Это было одно из первых воспоминаний, когда я ощутила себя не просто собой, а частью чего-то огромного, прекрасного и вечного. Это одно из тех воспоминаний, которые я храню в отдельной части души и достаю их, когда мне плохо или тяжело. В них все играют важную роль: пораженная полиомиелитом Анечка, родившая вопреки приговорам врачей нашего товарища по играм Мишку; угрюмый Тимка, пытающийся догнать и сделать мне больно; томная Валюня и худущая Янка с прямыми соломенными волосами; хвостиком таскающийся за мной Лешка и его друг Сашка, таскавшийся хвостом из солидарности; привезенный из Киева после Чернобыля к бабушке столичный Сашуня, шугавшийся нашей полудеревенской жизни; периодически снисходивший до нас Сашенька, моя первая любовь… а также все дедушки и бабушки, тетя Тома и дед Витя, Николай Алексеевич и тетя Дуся, Кирилловна и ее супруг, чье имя я позабыла, наша соседка тетя Валя, пример бескорыстной любви, которую всю жизнь дарил ее муж дядя Петя, взваливший на себя не только ее, свою первую любовь, вышедшую замуж за другого, родившую сына-дебила (в медицинском смысле слова, потому что рожден он был от тяжелого алкоголика всю беременность избивавшего и убивавшего тетю Валю) – но и всю ее семью. Все эти люди – неотъемлемая часть той прекрасной мозаики, которую я считаю самым счастливой частью своей жизни. Какими бы они ни были – какую бы жизнь ни прожили, все они дороги мне, потому что их истории помогали мне разбираться в жизни и себе… Это дорогого стоит.

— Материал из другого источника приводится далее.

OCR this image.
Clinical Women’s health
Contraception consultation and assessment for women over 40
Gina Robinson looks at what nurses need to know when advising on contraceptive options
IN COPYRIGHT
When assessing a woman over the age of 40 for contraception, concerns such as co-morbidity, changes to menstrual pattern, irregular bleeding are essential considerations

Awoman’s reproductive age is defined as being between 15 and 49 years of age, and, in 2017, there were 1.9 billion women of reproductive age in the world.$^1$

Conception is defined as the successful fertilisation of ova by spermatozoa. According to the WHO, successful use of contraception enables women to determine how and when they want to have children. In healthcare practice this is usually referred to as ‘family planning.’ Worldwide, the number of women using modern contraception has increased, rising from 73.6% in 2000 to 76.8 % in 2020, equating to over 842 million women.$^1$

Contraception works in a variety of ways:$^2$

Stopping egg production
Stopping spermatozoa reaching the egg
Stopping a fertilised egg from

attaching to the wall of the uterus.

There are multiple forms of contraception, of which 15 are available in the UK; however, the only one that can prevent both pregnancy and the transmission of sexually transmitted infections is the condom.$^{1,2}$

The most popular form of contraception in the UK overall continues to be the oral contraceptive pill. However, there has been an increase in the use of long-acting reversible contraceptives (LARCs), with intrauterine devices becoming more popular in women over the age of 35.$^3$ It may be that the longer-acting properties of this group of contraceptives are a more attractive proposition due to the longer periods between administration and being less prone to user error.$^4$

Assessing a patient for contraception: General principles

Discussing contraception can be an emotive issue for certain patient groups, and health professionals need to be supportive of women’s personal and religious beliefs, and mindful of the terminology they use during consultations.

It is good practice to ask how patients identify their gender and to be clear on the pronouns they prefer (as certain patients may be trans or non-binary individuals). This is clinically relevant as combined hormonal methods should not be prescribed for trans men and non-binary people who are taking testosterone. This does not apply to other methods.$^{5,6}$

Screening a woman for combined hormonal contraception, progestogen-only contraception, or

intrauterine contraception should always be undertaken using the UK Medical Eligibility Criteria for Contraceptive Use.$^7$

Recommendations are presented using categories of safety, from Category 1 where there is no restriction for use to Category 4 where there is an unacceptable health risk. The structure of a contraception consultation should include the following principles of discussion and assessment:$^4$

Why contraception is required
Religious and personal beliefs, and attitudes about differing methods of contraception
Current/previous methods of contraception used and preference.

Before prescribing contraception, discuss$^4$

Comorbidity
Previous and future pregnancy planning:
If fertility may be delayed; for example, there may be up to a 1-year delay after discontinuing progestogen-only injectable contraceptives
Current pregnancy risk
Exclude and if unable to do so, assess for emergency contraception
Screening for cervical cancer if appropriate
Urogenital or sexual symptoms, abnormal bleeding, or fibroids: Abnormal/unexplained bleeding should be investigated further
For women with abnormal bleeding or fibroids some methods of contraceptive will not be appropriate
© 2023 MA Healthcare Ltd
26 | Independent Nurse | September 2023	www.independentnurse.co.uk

Ирина… Спасибо за терапевтический сеанс.
От вашего “Погружения в детство” мои глаза наполнились слезами.
Мое детство проходило в то же время. Созвучые переживания.
Ах, детство, деревня! Как все таки мы счастливы были!
“О, как я угадал!” (“М. и М.”)
Всё именно так и было… Наверное, СССРское детство было общим для всех… Спасибо Вам за глубокое чувство (без слезливой сентиментальности).